Justice Sonia Sotomayor: Assuming it does, that the answer is yes?
Mr. Gillelan II: Yes.
Justice Sonia Sotomayor: So what stops an employee from simply doing what I said?
What stops an employee from kicking up his own maximum by -- whenever he chooses to do it, years and years later?
Mr. Gillelan II: Well, I think in that situation, the claimant hasn't triggered that award.
In fact, the claimant has triggered the maximum that's in effect at the time of that award that only makes -- it's an award only of what the employer has been paying.
It's not a denial, as its characterized in the government's brief.
But it is -- an award only of what of the employer has been paying.
If the claimant did not bring it forward with that, and the employer let it go for still further years, then even a subsequent year's maximum would be the idea--
Justice Sonia Sotomayor: If we find any ambiguity in the statute, in the statutory language, would it then make more sense to adopt your meaning or the government's, given all of the factors that the government argues counsels in its favor?
Mr. Gillelan II: --I think each of those arguments is fallacious.
They misdescribe the statute in their reasons why this is not a sensible provision.
But even if there is an ambiguity--
Justice Sonia Sotomayor: Assume that--
Mr. Gillelan II: --Before -- before we lose, that -- the other possible meanings of "newly awarded" have got to include what they say the test is.
Chief Justice John G. Roberts: Thank you, counsel.
The case is submitted.
Chief Justice John G. Roberts: We have some opinions this morning, the first in case 10-1399, Roberts Sea-Land Services -- Roberts versus Sea-Land Services by Justice Sotomayor.
Justice Sonia Sotomayor: A federal statute, the Longshore and Harbor Workers’ Compensation Act, entitles employees who are injured on the navigable waters of the United States to receive disability benefits from their employers.
The amount of benefits depends on both an employee's preinjury salary and the severity of his disability.
For example, a totally disabled employee is entitled to receive two-thirds of his salary as long as he remains disabled, but the Act also set some maximum rates for benefits.
The maximum rate is twice the national average weekly wage.
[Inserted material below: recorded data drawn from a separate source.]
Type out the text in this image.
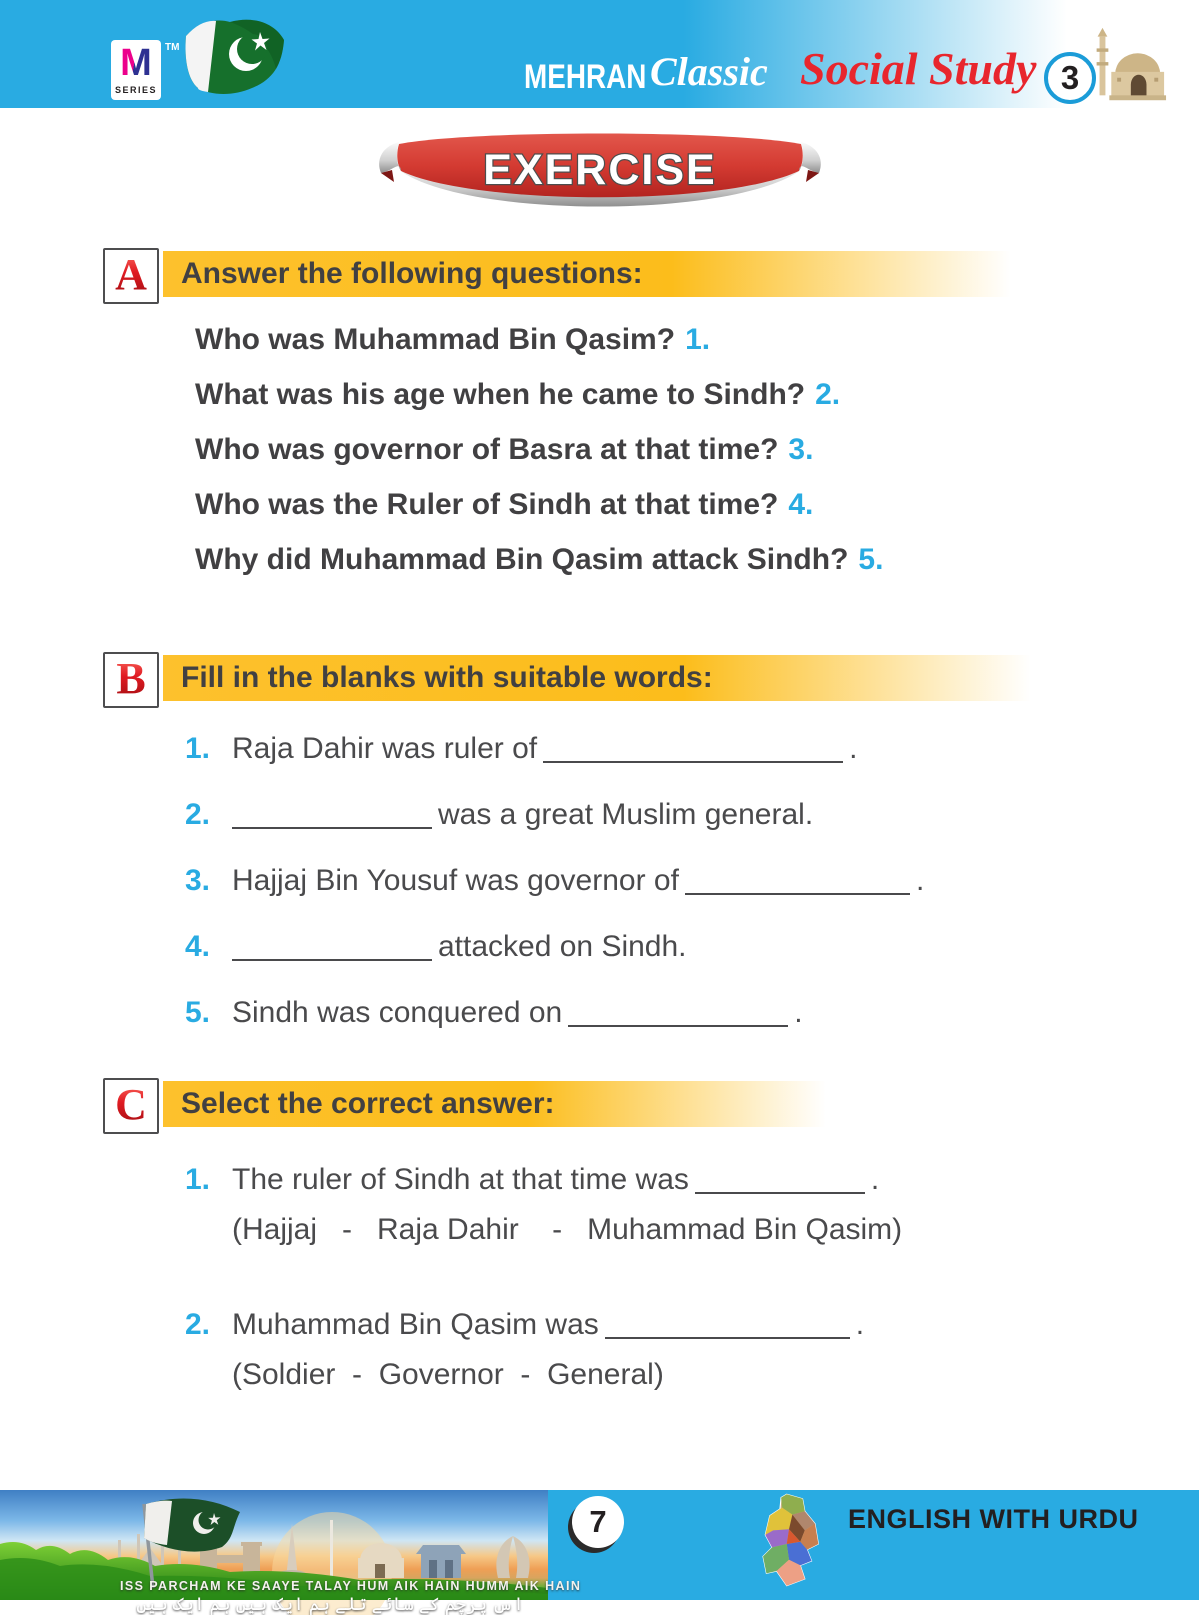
M
SERIES
TM
MEHRAN Classic Social Study 3
EXERCISE
A	Answer the following questions:
Who was Muhammad Bin Qasim? 1.
What was his age when he came to Sindh? 2.
Who was governor of Basra at that time? 3.
Who was the Ruler of Sindh at that time? 4.
Why did Muhammad Bin Qasim attack Sindh? 5.
B	Fill in the blanks with suitable words:
1. Raja Dahir was ruler of	.
2.	was a great Muslim general.
3. Hajjaj Bin Yousuf was governor of	.
4.	attacked on Sindh.
5. Sindh was conquered on	.
C	Select the correct answer:
1. The ruler of Sindh at that time was	.
(Hajjaj   -   Raja Dahir    -   Muhammad Bin Qasim)
2. Muhammad Bin Qasim was	.
(Soldier  -  Governor  -  General)
ISS PARCHAM KE SAAYE TALAY HUM AIK HAIN HUMM AIK HAIN
اس پرچم کے سائے تلے ہم ایک ہیں ہم ایک ہیں
7	ENGLISH WITH URDU
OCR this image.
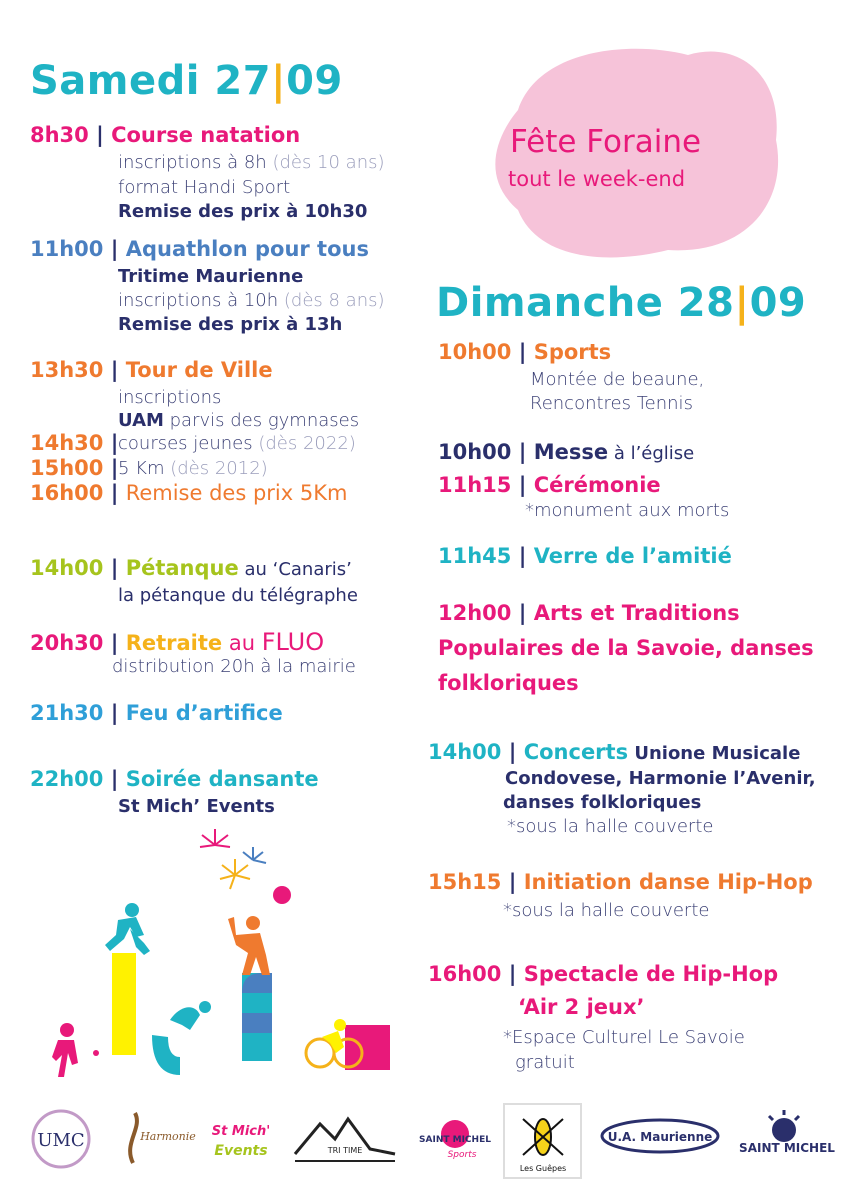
Samedi 27|09
8h30 | Course natation
inscriptions à 8h (dès 10 ans)
format Handi Sport
Remise des prix à 10h30
11h00 | Aquathlon pour tous
Tritime Maurienne
inscriptions à 10h (dès 8 ans)
Remise des prix à 13h
13h30 | Tour de Ville
inscriptions
UAM parvis des gymnases
14h30 | courses jeunes (dès 2022)
15h00 | 5 Km (dès 2012)
16h00 | Remise des prix 5Km
14h00 | Pétanque au ‘Canaris’
la pétanque du télégraphe
20h30 | Retraite au FLUO
distribution 20h à la mairie
21h30 | Feu d’artifice
22h00 | Soirée dansante
St Mich’ Events
Fête Foraine
tout le week-end
Dimanche 28|09
10h00 | Sports
Montée de beaune,
Rencontres Tennis
10h00 | Messe à l’église
11h15 | Cérémonie
*monument aux morts
11h45 | Verre de l’amitié
12h00 | Arts et Traditions
Populaires de la Savoie, danses
folkloriques
14h00 | Concerts Unione Musicale
Condovese, Harmonie l’Avenir,
danses folkloriques
*sous la halle couverte
15h15 | Initiation danse Hip-Hop
*sous la halle couverte
16h00 | Spectacle de Hip-Hop
‘Air 2 jeux’
*Espace Culturel Le Savoie
gratuit
UMC	Harmonie St Mich'
Events
St Mich’ Events
TRI TIME
SAINT MICHEL
Sports
Les Guêpes
U.A. Maurienne
SAINT MICHEL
That national average weekly wage is a figure calculated by the Secretary of Labor each year based on the average earnings of workers across the country.
The question in this case is which national average weekly wage is used to determine an employee's maximum rate of compensation.
The Longshore Act says to apply the national average weekly wage for the year in which an employee is "newly awarded compensation."
So, the precise question before us is, when is an employee newly awarded compensation, when he is disabled by injury or, when he receives a formal compensation order awarding him benefits?
In 2002, petitioner Dana Roberts was injured while working at respondent's Sea-Land Services Marine Terminal in Alaska.
In 2007, an administrative law judge or ALJ issued a formal compensation order awarding Roberts' benefits.
Roberts argued that his maximum rate of compensation should be twice the national average weekly wage for 2007, the year of the ALJ's award.
Instead, the ALJ set a maximum of twice the national average weekly wage for 2002, the year when Roberts became disabled.
The Department of Labor’s Benefits Review Board affirmed the ALJ's decision, so did the Court of Appeals for the Ninth Circuit, and so do we.
We hold that employee is newly awarded compensation when he first becomes disabled and thereby becomes statutorily entitled to benefits no matter whether or when he obtains a formal compensation order.
Although Roberts' interpretation is, at first blush, appealing only ours is consistent with the structure of the Longshore Act and leads to rational results in its administration.
The Act requires employers to pay benefits voluntarily without formal orders and the vast majority of employers do.
For the reasons we explain in our opinion, Roberts' readings would upset this system and would lead to absurd consequences and we reject it.
The judgment of the Court of Appeals for the Ninth Circuit is affirmed.
Justice Ginsburg has filed an opinion concurring in part and dissenting in part.